Silas aveva paura, riusciva perfino a sentire il cuore battergli in gola e nelle tempie, ma non doveva mostrarla: sapeva che ogni accenno di terrore sarebbe stato giubilo per loro.
«Sa perché è stato condotto qui?» Domandò il tenente con un sorrisetto lieve sul volto.
«No.» La risposta fu negativa, sebbene in lui si stesse accendendo il sospetto che qualcuno potesse averlo denunciato per via dei manifesti; eppure non era l'unico cruccio a cui far fronte: la questione del night, per esempio, lo rendeva più che esposto a causa dell'età inferiore a quella consentita per frequentare posti simili. Non poteva dire nulla e non lo avrebbe fatto, non era quel tipo di persona che confessava su due piedi; perciò avrebbe negato qualsiasi accusa mossa contro di lui, senza contare che dovesse preoccuparsi anche di Lothar. Si sarebbe dovuto mantenere il più lucido possibile, facendo affidamento anche s'un po' di fortuna per tirare fuori la stessa versione del compagno.
«Ne è sicuro?» Incalzò ancora l'altro mentre incrociava le braccia davanti al petto.
«Più che sicuro, ne sono certo.» L'insolenza di Silas si faceva avanti, non riusciva a mordersi proprio la lingua.
«La inviterei a non rispondere in questa maniera, altrimenti sarò il primo a insegnarle l'educazione che le manca.» L'uomo continuava a dargli del lei per una questione di etichetta, non arrivando mai al voi –sarebbe stato troppo di rispetto nei confronti di Silas, considerato il fatto che fosse paragonato alla feccia dal tenente.

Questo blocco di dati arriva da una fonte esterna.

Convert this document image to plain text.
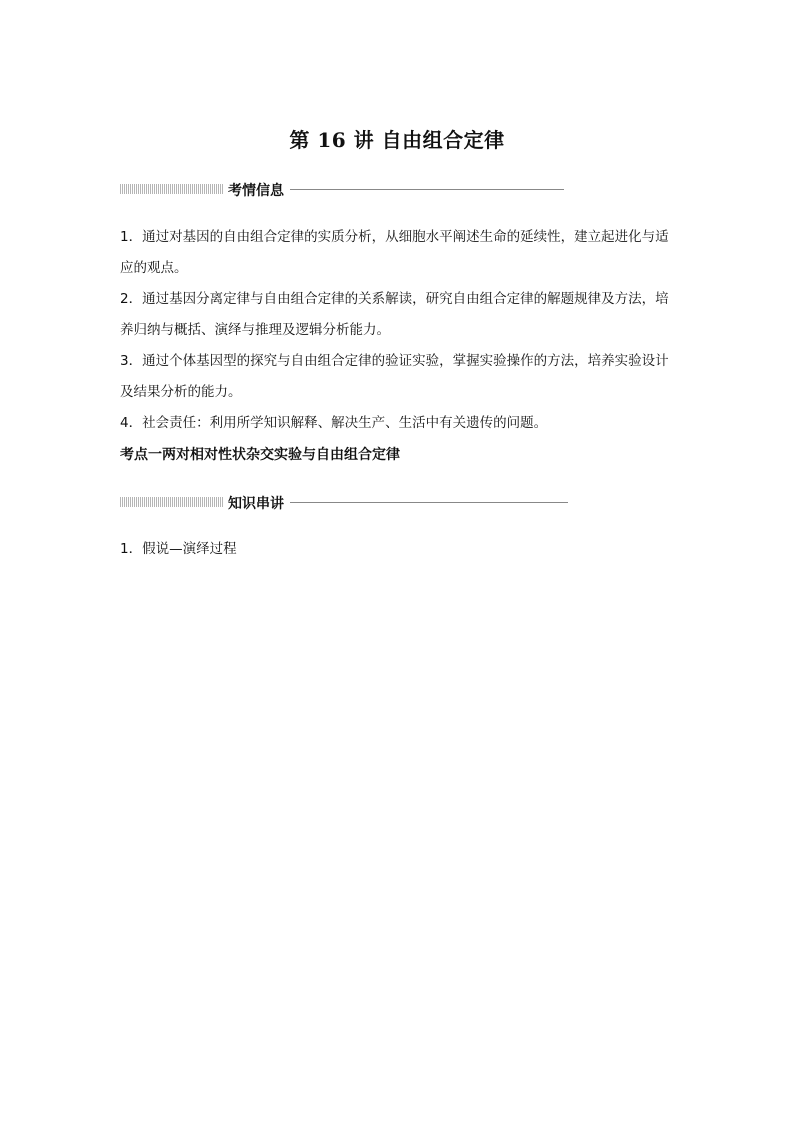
第 16 讲 自由组合定律
考情信息

1．通过对基因的自由组合定律的实质分析，从细胞水平阐述生命的延续性，建立起进化与适应的观点。

2．通过基因分离定律与自由组合定律的关系解读，研究自由组合定律的解题规律及方法，培养归纳与概括、演绎与推理及逻辑分析能力。

3．通过个体基因型的探究与自由组合定律的验证实验，掌握实验操作的方法，培养实验设计及结果分析的能力。

4．社会责任：利用所学知识解释、解决生产、生活中有关遗传的问题。

考点一两对相对性状杂交实验与自由组合定律

知识串讲

1．假说—演绎过程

A quelle parole, il biondo si sarebbe voluto alzare in un moto di violenza, conscio che quello stesse insultando suo padre – ed era proprio una cosa che non riusciva a tollerare; eppure, nonostante il suo iniziale spirito di ribellione, Silas dovette calmarsi alla svelta: i due uomini erano armati e non avrebbero avuto remore nell'usare ciò che imbracciavano.
«La mia educazione c'è ed è presente. Non le sto mancando di rispetto affermando la mia innocenza», disse di rimando, innervosendolo ancora di più con quella sua fermezza e lasciandogli il tempo sufficiente per programmare il suo crollo nel momento fatidico.

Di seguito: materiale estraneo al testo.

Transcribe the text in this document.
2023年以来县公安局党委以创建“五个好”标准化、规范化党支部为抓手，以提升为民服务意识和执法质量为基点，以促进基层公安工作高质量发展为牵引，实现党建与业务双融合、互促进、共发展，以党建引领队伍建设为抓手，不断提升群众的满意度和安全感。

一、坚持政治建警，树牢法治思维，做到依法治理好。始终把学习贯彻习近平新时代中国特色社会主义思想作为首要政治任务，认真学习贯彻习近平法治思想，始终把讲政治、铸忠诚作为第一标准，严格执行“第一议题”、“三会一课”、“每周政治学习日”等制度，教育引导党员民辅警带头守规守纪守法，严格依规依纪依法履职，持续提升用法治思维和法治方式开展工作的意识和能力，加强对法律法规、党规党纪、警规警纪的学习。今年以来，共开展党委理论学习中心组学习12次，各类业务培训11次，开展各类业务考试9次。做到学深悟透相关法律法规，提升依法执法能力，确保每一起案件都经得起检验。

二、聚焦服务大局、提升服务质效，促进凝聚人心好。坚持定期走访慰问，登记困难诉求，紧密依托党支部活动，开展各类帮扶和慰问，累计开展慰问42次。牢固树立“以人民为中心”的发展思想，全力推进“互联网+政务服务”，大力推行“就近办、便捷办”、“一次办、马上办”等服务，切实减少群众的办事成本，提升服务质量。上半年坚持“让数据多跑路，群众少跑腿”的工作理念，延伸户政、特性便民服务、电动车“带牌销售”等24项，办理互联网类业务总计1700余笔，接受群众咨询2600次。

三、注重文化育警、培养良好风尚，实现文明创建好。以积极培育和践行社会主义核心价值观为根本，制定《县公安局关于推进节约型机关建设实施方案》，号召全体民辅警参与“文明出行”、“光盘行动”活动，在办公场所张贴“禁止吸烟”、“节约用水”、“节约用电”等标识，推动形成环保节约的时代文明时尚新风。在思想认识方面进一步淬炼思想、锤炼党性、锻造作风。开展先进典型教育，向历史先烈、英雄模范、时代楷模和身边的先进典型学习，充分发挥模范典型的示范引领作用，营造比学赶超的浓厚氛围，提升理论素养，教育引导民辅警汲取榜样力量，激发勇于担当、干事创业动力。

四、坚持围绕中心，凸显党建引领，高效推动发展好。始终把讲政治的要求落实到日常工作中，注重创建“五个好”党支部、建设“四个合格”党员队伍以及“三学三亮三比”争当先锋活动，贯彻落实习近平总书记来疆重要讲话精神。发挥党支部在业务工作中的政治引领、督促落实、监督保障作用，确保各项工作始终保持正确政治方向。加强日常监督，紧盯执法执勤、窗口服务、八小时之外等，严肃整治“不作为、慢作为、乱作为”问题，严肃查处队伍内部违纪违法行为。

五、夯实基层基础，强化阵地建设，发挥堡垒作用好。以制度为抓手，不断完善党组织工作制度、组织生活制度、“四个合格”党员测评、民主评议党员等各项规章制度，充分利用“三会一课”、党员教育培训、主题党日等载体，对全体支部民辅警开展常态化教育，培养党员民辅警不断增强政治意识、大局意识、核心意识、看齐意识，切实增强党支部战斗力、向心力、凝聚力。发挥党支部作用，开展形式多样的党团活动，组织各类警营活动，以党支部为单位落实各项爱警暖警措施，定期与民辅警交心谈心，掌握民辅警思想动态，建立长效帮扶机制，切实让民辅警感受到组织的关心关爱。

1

«Lei sa che se nella denuncia non ci fosse stato un motivo reale e concreto per interrogarla non sarebbe qui?»
Negli uffici centrali delle SS e della Gestapo arrivavano tutti i giorni numerose denunce e segnalazioni, perciò era molto plausibile che spesso riportassero solo battibecchi o incomprensioni fra vicini e raramente venivano trascritte reali minacce per la nazione negli atti.
«Io mi limito ad andare a scuola tutte le mattine e a studiare nei pomeriggi come tutti i ragazzi del Reich.» Avrebbe preferito mordersi la lingua piuttosto che dire certe cose, ma in quel momento doveva decidere se mettere da parte un po' della sua dignità oppure giocarsi la libertà.
«Lei dice? A noi risulta altro.» L'uomo era allusivo ma cercava di non specificare dove volesse andare a parare, cosa che stava facendo dare di matto il biondo nella sua incuranza dell'accusa; eppure, il tenente cercava di metterlo con le spalle al muro senza dargli alcuna possibilità di difesa.
«Io sono sicuro di essere un fedelissimo ragazzo del Reich!» Cercò di metterci il giusto patos in quello che stava dichiarando, ma doveva modulare la voce per non far trapelare la paura, perché un tono troppo acuto sarebbe sembrato una menzogna alle orecchie del tenente.
«Se lei è sicuro di essere un fedelissimo ragazzo del Reich, come può spiegare i suoi capelli?»
L'uomo non solo era invidioso del colore fantastico della sua chioma – dopotutto era ricercata in tutta Europa dai tedeschi – ma anche di quella lunghezza e morbidezza che si poteva constatare già al primo sguardo.
«Mi sembra di avere i capelli che il Führer, nostro salvatore, richiede.» Silas faceva il finto tonto per cercare di raggirare le sue domande accusatorie, sapendo che il colore dei suoi capelli era quello tanto elogiato dal partito – e in fondo avrebbe potuto benissimo rappresentare l'emblema divino della cultura pagana-germanica.
«Sta dicendo che io, dunque, non sono adatto a prestare servizio al Führer?» L'uomo dai capelli neri pensò bene di cogliere la palla al balzo e, con le stesse parole del biondo, volle provare a piegarlo psicologicamente per farlo inciampare nella sua stessa sconsideratezza.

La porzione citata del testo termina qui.